A study on the Mars meteoroid impacts titled “Newly formed craters on Mars located using seismic and acoustic wave data from InSight” has been published in the journal Nature Geoscience.
Researchers from Brown University have analyzed seismic waves detected by the seismometer of NASA’s InSight Mars lander, which were associated with four meteoroids crashing into the surface of Mars in 2020 and 2021. The meteoroids crashed into the planet in the Elysium Planitia region and impacted between 53 and 180 miles (85.3 to 289.7 kilometers) away from InSight.

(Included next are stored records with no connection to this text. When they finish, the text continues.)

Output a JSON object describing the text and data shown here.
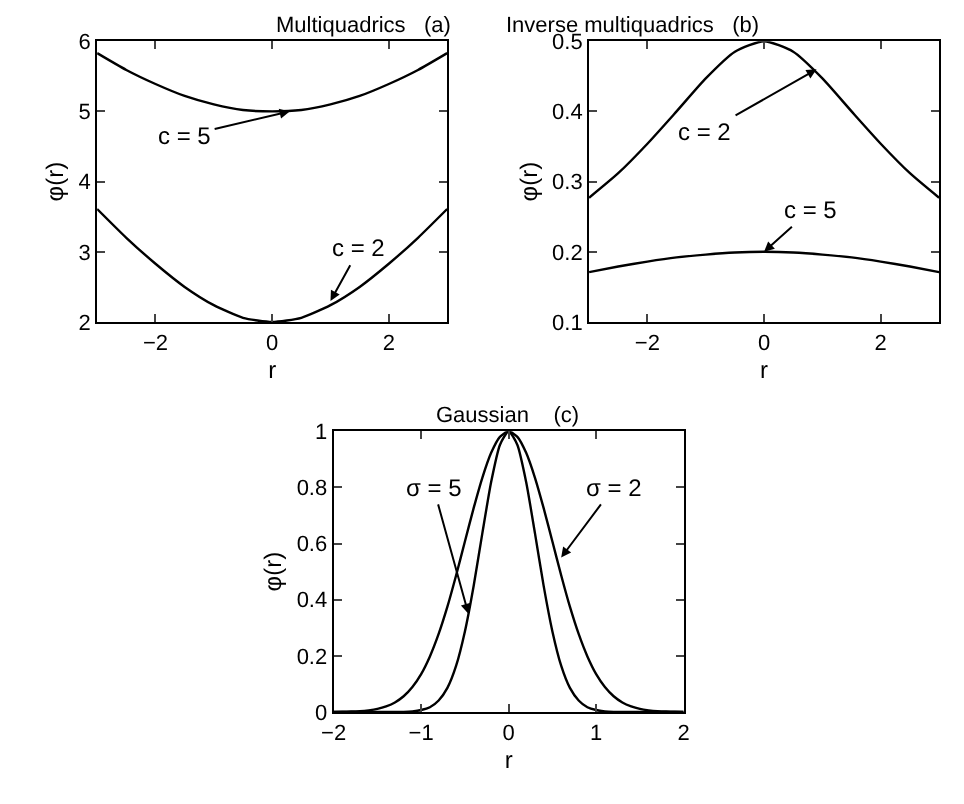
{
  "chart_data": [
    {
      "type": "line",
      "title": "Multiquadrics   (a)",
      "xlabel": "r",
      "ylabel": "φ(r)",
      "x": [
        -3,
        -2.5,
        -2,
        -1.5,
        -1,
        -0.5,
        0,
        0.5,
        1,
        1.5,
        2,
        2.5,
        3
      ],
      "series": [
        {
          "color": "#000000",
          "values": [
            5.83,
            5.59,
            5.39,
            5.22,
            5.1,
            5.02,
            5,
            5.02,
            5.1,
            5.22,
            5.39,
            5.59,
            5.83
          ]
        },
        {
          "color": "#000000",
          "values": [
            3.61,
            3.2,
            2.83,
            2.5,
            2.24,
            2.06,
            2,
            2.06,
            2.24,
            2.5,
            2.83,
            3.2,
            3.61
          ]
        }
      ],
      "xlim": [
        -3,
        3
      ],
      "xticks": [
        -2,
        0,
        2
      ],
      "ylim": [
        2,
        6
      ],
      "yticks": [
        2,
        3,
        4,
        5,
        6
      ],
      "marker": "none",
      "line_style": "solid",
      "annotations": [
        {
          "text": "c = 5",
          "x": 0.3,
          "y": 5.0
        },
        {
          "text": "c = 2",
          "x": 1.0,
          "y": 2.3
        }
      ]
    },
    {
      "type": "line",
      "title": "Inverse multiquadrics   (b)",
      "xlabel": "r",
      "ylabel": "φ(r)",
      "x": [
        -3,
        -2.5,
        -2,
        -1.5,
        -1,
        -0.5,
        0,
        0.5,
        1,
        1.5,
        2,
        2.5,
        3
      ],
      "series": [
        {
          "color": "#000000",
          "values": [
            0.277,
            0.312,
            0.354,
            0.4,
            0.447,
            0.485,
            0.5,
            0.485,
            0.447,
            0.4,
            0.354,
            0.312,
            0.277
          ]
        },
        {
          "color": "#000000",
          "values": [
            0.171,
            0.179,
            0.186,
            0.192,
            0.196,
            0.199,
            0.2,
            0.199,
            0.196,
            0.192,
            0.186,
            0.179,
            0.171
          ]
        }
      ],
      "xlim": [
        -3,
        3
      ],
      "xticks": [
        -2,
        0,
        2
      ],
      "ylim": [
        0.1,
        0.5
      ],
      "yticks": [
        0.1,
        0.2,
        0.3,
        0.4,
        0.5
      ],
      "marker": "none",
      "line_style": "solid",
      "annotations": [
        {
          "text": "c = 2",
          "x": 0.9,
          "y": 0.46
        },
        {
          "text": "c = 5",
          "x": 0.0,
          "y": 0.2
        }
      ]
    },
    {
      "type": "line",
      "title": "Gaussian    (c)",
      "xlabel": "r",
      "ylabel": "φ(r)",
      "x": [
        -2,
        -1.9,
        -1.8,
        -1.7,
        -1.6,
        -1.5,
        -1.4,
        -1.3,
        -1.2,
        -1.1,
        -1,
        -0.9,
        -0.8,
        -0.7,
        -0.6,
        -0.5,
        -0.4,
        -0.3,
        -0.2,
        -0.1,
        0,
        0.1,
        0.2,
        0.3,
        0.4,
        0.5,
        0.6,
        0.7,
        0.8,
        0.9,
        1,
        1.1,
        1.2,
        1.3,
        1.4,
        1.5,
        1.6,
        1.7,
        1.8,
        1.9,
        2
      ],
      "series": [
        {
          "color": "#000000",
          "values": [
            0,
            0,
            0,
            0,
            0,
            0,
            0,
            0,
            0,
            0.002,
            0.007,
            0.017,
            0.041,
            0.086,
            0.165,
            0.287,
            0.449,
            0.638,
            0.819,
            0.951,
            1,
            0.951,
            0.819,
            0.638,
            0.449,
            0.287,
            0.165,
            0.086,
            0.041,
            0.017,
            0.007,
            0.002,
            0,
            0,
            0,
            0,
            0,
            0,
            0,
            0,
            0
          ]
        },
        {
          "color": "#000000",
          "values": [
            0,
            0.001,
            0.002,
            0.003,
            0.006,
            0.011,
            0.02,
            0.034,
            0.056,
            0.089,
            0.135,
            0.198,
            0.278,
            0.375,
            0.487,
            0.607,
            0.726,
            0.835,
            0.923,
            0.98,
            1,
            0.98,
            0.923,
            0.835,
            0.726,
            0.607,
            0.487,
            0.375,
            0.278,
            0.198,
            0.135,
            0.089,
            0.056,
            0.034,
            0.02,
            0.011,
            0.006,
            0.003,
            0.002,
            0.001,
            0
          ]
        }
      ],
      "xlim": [
        -2,
        2
      ],
      "xticks": [
        -2,
        -1,
        0,
        1,
        2
      ],
      "ylim": [
        0,
        1
      ],
      "yticks": [
        0,
        0.2,
        0.4,
        0.6,
        0.8,
        1
      ],
      "marker": "none",
      "line_style": "solid",
      "annotations": [
        {
          "text": "σ = 5",
          "x": -0.46,
          "y": 0.35
        },
        {
          "text": "σ = 2",
          "x": 0.6,
          "y": 0.55
        }
      ]
    }
  ]
}
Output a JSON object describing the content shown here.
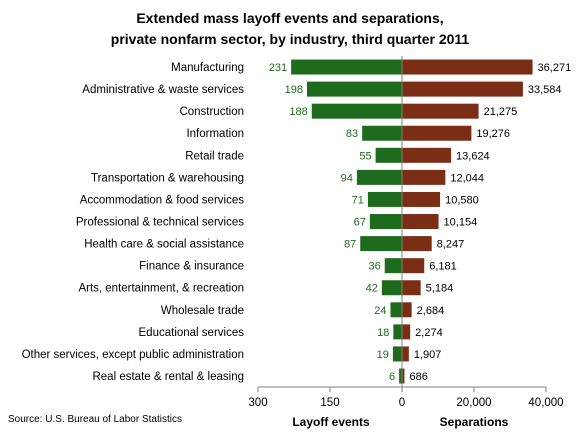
{
  "chart_data": {
    "type": "bar",
    "title": [
      "Extended mass layoff events and separations,",
      "private nonfarm sector, by industry, third quarter 2011"
    ],
    "categories": [
      "Manufacturing",
      "Administrative & waste services",
      "Construction",
      "Information",
      "Retail trade",
      "Transportation & warehousing",
      "Accommodation & food services",
      "Professional & technical services",
      "Health care & social assistance",
      "Finance & insurance",
      "Arts, entertainment, & recreation",
      "Wholesale trade",
      "Educational services",
      "Other services, except public administration",
      "Real estate & rental & leasing"
    ],
    "series": [
      {
        "name": "Layoff events",
        "color": "#1e6b1e",
        "values": [
          231,
          198,
          188,
          83,
          55,
          94,
          71,
          67,
          87,
          36,
          42,
          24,
          18,
          19,
          6
        ],
        "labels": [
          "231",
          "198",
          "188",
          "83",
          "55",
          "94",
          "71",
          "67",
          "87",
          "36",
          "42",
          "24",
          "18",
          "19",
          "6"
        ],
        "xlim": [
          0,
          300
        ],
        "ticks": [
          300,
          150,
          0
        ],
        "tick_labels": [
          "300",
          "150",
          "0"
        ]
      },
      {
        "name": "Separations",
        "color": "#7a2e16",
        "values": [
          36271,
          33584,
          21275,
          19276,
          13624,
          12044,
          10580,
          10154,
          8247,
          6181,
          5184,
          2684,
          2274,
          1907,
          686
        ],
        "labels": [
          "36,271",
          "33,584",
          "21,275",
          "19,276",
          "13,624",
          "12,044",
          "10,580",
          "10,154",
          "8,247",
          "6,181",
          "5,184",
          "2,684",
          "2,274",
          "1,907",
          "686"
        ],
        "xlim": [
          0,
          40000
        ],
        "ticks": [
          20000,
          40000
        ],
        "tick_labels": [
          "20,000",
          "40,000"
        ]
      }
    ],
    "source": "Source: U.S. Bureau of Labor Statistics"
  }
}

The first meteoroid to strike Mars entered the planet’s atmosphere on September 5th, 2021, before it exploded into at least three fragments, each resulting in a crater on Mars’ surface. NASA’s Mars Reconnaissance Orbiter (MRO) satellite later flew over the impact sites, successfully located them, and captured close-up images of the craters. Earlier data revealed additional meteoroid impacts from May 27th, 2020, February 18th, 2021, and August 31st, 2021.
“Having a really precise location for the source of the impacts calibrates all other data for the mission. This validates the estimates we’ve made and will allow us to do this more precisely… It also tells us a lot about the impact process itself and the seismic results. We’ve never actually seen this before,” said co-author Ingrid Daubar, the Brown University Assistant Professor of Earth, Environmental and Planetary Sciences.
“These particular impacts are really small and close-they didn’t go through mantle and core. But it allows us to use this knowledge for the whole catalog of events with a new understanding from these data points on location and source,” Daubar continued.